The Plaintiff relied on Rules 3.37 and 3.38 to bring an Application, without notice, for an Order for Judgment that would: (1) rectify a contract of purchase and sale, and (2) direct Land Titles to register a title in the name of the Plaintiff. The Defendant had been noted in default pursuant to Rule 3.36(1) for not responding to an Amended Statement of Claim.

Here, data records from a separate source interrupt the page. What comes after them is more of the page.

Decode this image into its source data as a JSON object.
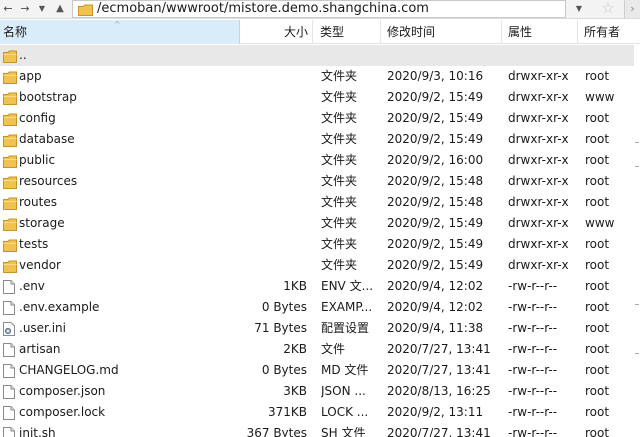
{
  "toolbar": {
    "back": "←",
    "forward": "→",
    "dropdown": "▼",
    "up": "▲",
    "path": "/ecmoban/wwwroot/mistore.demo.shangchina.com",
    "path_dropdown": "▼",
    "bookmark": "☆",
    "edge": "›"
  },
  "columns": {
    "name": "名称",
    "size": "大小",
    "type": "类型",
    "mtime": "修改时间",
    "perm": "属性",
    "owner": "所有者"
  },
  "colors": {
    "folder": "#e8b53a",
    "folder_dark": "#c9922a",
    "header_active": "#d9ecfa",
    "parent_row": "#e8e8e8"
  },
  "rows": [
    {
      "kind": "folder",
      "icon": "folder-icon",
      "name": "..",
      "size": "",
      "type": "",
      "mtime": "",
      "perm": "",
      "owner": ""
    },
    {
      "kind": "folder",
      "icon": "folder-icon",
      "name": "app",
      "size": "",
      "type": "文件夹",
      "mtime": "2020/9/3, 10:16",
      "perm": "drwxr-xr-x",
      "owner": "root"
    },
    {
      "kind": "folder",
      "icon": "folder-icon",
      "name": "bootstrap",
      "size": "",
      "type": "文件夹",
      "mtime": "2020/9/2, 15:49",
      "perm": "drwxr-xr-x",
      "owner": "www"
    },
    {
      "kind": "folder",
      "icon": "folder-icon",
      "name": "config",
      "size": "",
      "type": "文件夹",
      "mtime": "2020/9/2, 15:49",
      "perm": "drwxr-xr-x",
      "owner": "root"
    },
    {
      "kind": "folder",
      "icon": "folder-icon",
      "name": "database",
      "size": "",
      "type": "文件夹",
      "mtime": "2020/9/2, 15:49",
      "perm": "drwxr-xr-x",
      "owner": "root"
    },
    {
      "kind": "folder",
      "icon": "folder-icon",
      "name": "public",
      "size": "",
      "type": "文件夹",
      "mtime": "2020/9/2, 16:00",
      "perm": "drwxr-xr-x",
      "owner": "root"
    },
    {
      "kind": "folder",
      "icon": "folder-icon",
      "name": "resources",
      "size": "",
      "type": "文件夹",
      "mtime": "2020/9/2, 15:48",
      "perm": "drwxr-xr-x",
      "owner": "root"
    },
    {
      "kind": "folder",
      "icon": "folder-icon",
      "name": "routes",
      "size": "",
      "type": "文件夹",
      "mtime": "2020/9/2, 15:48",
      "perm": "drwxr-xr-x",
      "owner": "root"
    },
    {
      "kind": "folder",
      "icon": "folder-icon",
      "name": "storage",
      "size": "",
      "type": "文件夹",
      "mtime": "2020/9/2, 15:49",
      "perm": "drwxr-xr-x",
      "owner": "www"
    },
    {
      "kind": "folder",
      "icon": "folder-icon",
      "name": "tests",
      "size": "",
      "type": "文件夹",
      "mtime": "2020/9/2, 15:49",
      "perm": "drwxr-xr-x",
      "owner": "root"
    },
    {
      "kind": "folder",
      "icon": "folder-icon",
      "name": "vendor",
      "size": "",
      "type": "文件夹",
      "mtime": "2020/9/2, 15:49",
      "perm": "drwxr-xr-x",
      "owner": "root"
    },
    {
      "kind": "file",
      "icon": "file-icon",
      "name": ".env",
      "size": "1KB",
      "type": "ENV 文...",
      "mtime": "2020/9/4, 12:02",
      "perm": "-rw-r--r--",
      "owner": "root"
    },
    {
      "kind": "file",
      "icon": "file-icon",
      "name": ".env.example",
      "size": "0 Bytes",
      "type": "EXAMP...",
      "mtime": "2020/9/4, 12:02",
      "perm": "-rw-r--r--",
      "owner": "root"
    },
    {
      "kind": "settings",
      "icon": "settings-file-icon",
      "name": ".user.ini",
      "size": "71 Bytes",
      "type": "配置设置",
      "mtime": "2020/9/4, 11:38",
      "perm": "-rw-r--r--",
      "owner": "root"
    },
    {
      "kind": "file",
      "icon": "file-icon",
      "name": "artisan",
      "size": "2KB",
      "type": "文件",
      "mtime": "2020/7/27, 13:41",
      "perm": "-rw-r--r--",
      "owner": "root"
    },
    {
      "kind": "file",
      "icon": "file-icon",
      "name": "CHANGELOG.md",
      "size": "0 Bytes",
      "type": "MD 文件",
      "mtime": "2020/7/27, 13:41",
      "perm": "-rw-r--r--",
      "owner": "root"
    },
    {
      "kind": "file",
      "icon": "file-icon",
      "name": "composer.json",
      "size": "3KB",
      "type": "JSON ...",
      "mtime": "2020/8/13, 16:25",
      "perm": "-rw-r--r--",
      "owner": "root"
    },
    {
      "kind": "file",
      "icon": "file-icon",
      "name": "composer.lock",
      "size": "371KB",
      "type": "LOCK ...",
      "mtime": "2020/9/2, 13:11",
      "perm": "-rw-r--r--",
      "owner": "root"
    },
    {
      "kind": "file",
      "icon": "file-icon",
      "name": "init.sh",
      "size": "367 Bytes",
      "type": "SH 文件",
      "mtime": "2020/7/27, 13:41",
      "perm": "-rw-r--r--",
      "owner": "root"
    }
  ]
}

The Court noted that neither Rule 3.38, nor its predecessor (Rule 149) under the “old” Rules, had been subject to judicial commentary or discussion. After setting out dictionary definitions of “recovery”, Shelley J. found that “recovery of property” in Rule 3.38 references the restoration or regaining of property or title, as opposed to a general usage of “recovery” that would include, for instance, a Plaintiff in a lawsuit seeking “recovery” through damages of what that Plaintiff had lost. Under Rule 3.38, Her Ladyship determined that Default Judgment for the recovery of property should only be available when the property is easily ascertainable, without the need for a Court Application. An example provided by the Court was a foreclosure Action where the Plaintiff has a mortgage identifying its interest, or in a bailment Action where the Plaintiff has an agreement describing the personal property sued for.

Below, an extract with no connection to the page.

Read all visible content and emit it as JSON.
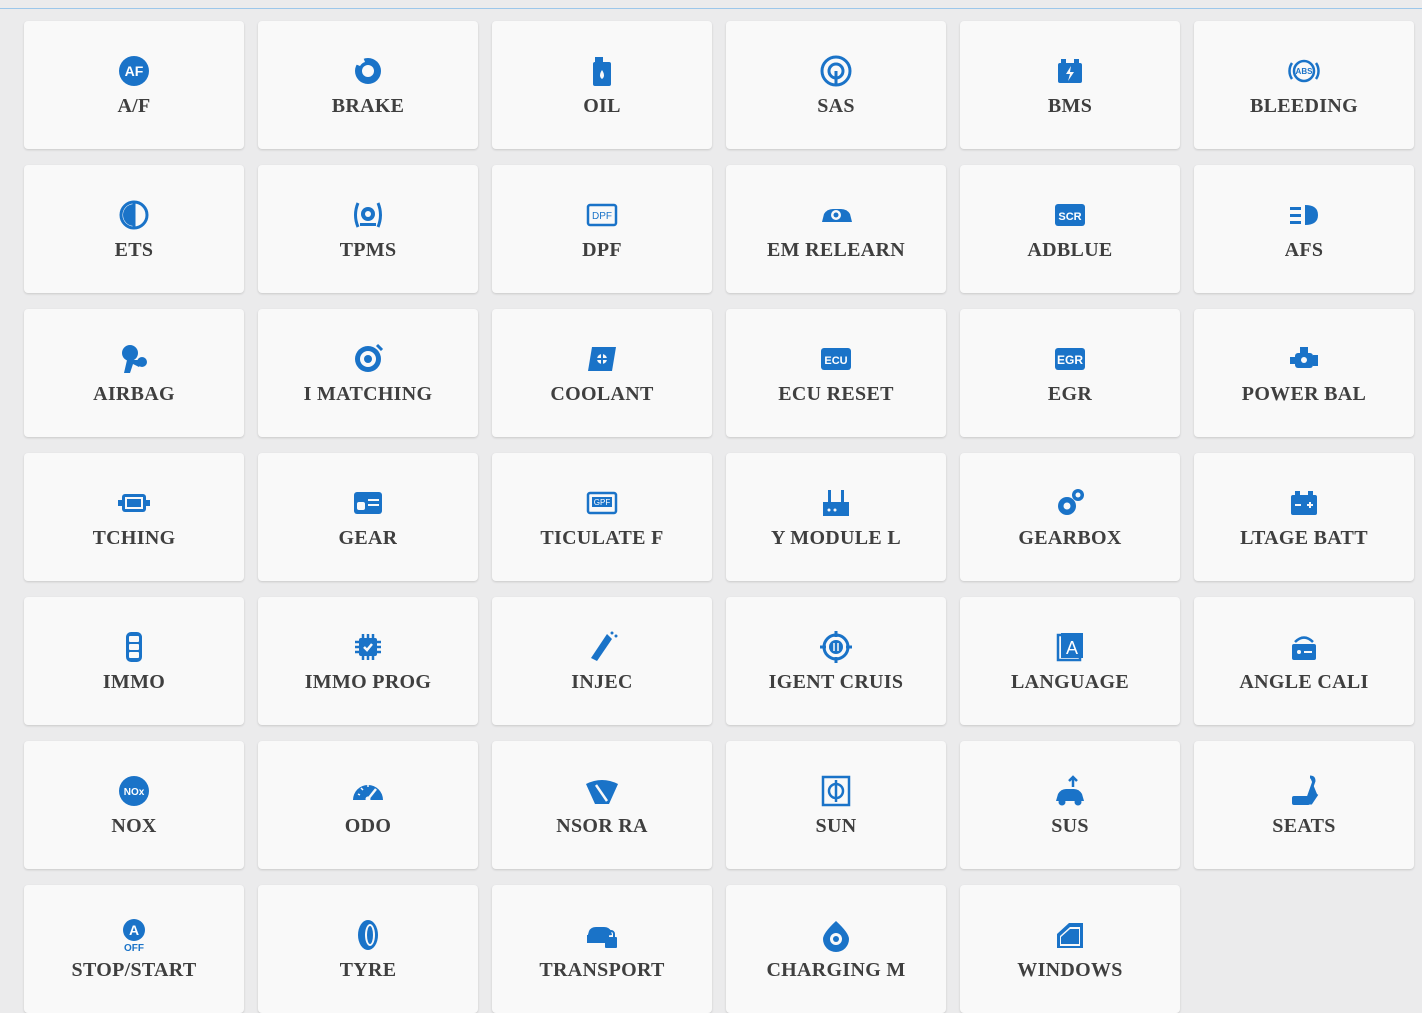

Turning to Rule 3.37, the Court indicated that the Plaintiff’s Amended Statement of Claim had sought three remedies: damages, rectification of a contract, and specific performance. Shelley J., in denying the Plaintiff’s Application, referred to Fenske v Schneider, 2007 ABQB 164, for the proposition that notice must be given to a Defendant of the Plaintiff’s choice of remedy so that the Defendant can advance a position in regards to the appropriate equitable remedy. An additional reason for denying the Rule 3.37 Application was that the facts deemed admitted by the Defendant in the Amended Statement of Claim (as a result of the Defendant having been noted in default) were not sufficient to permit the Court to make an Order of rectification.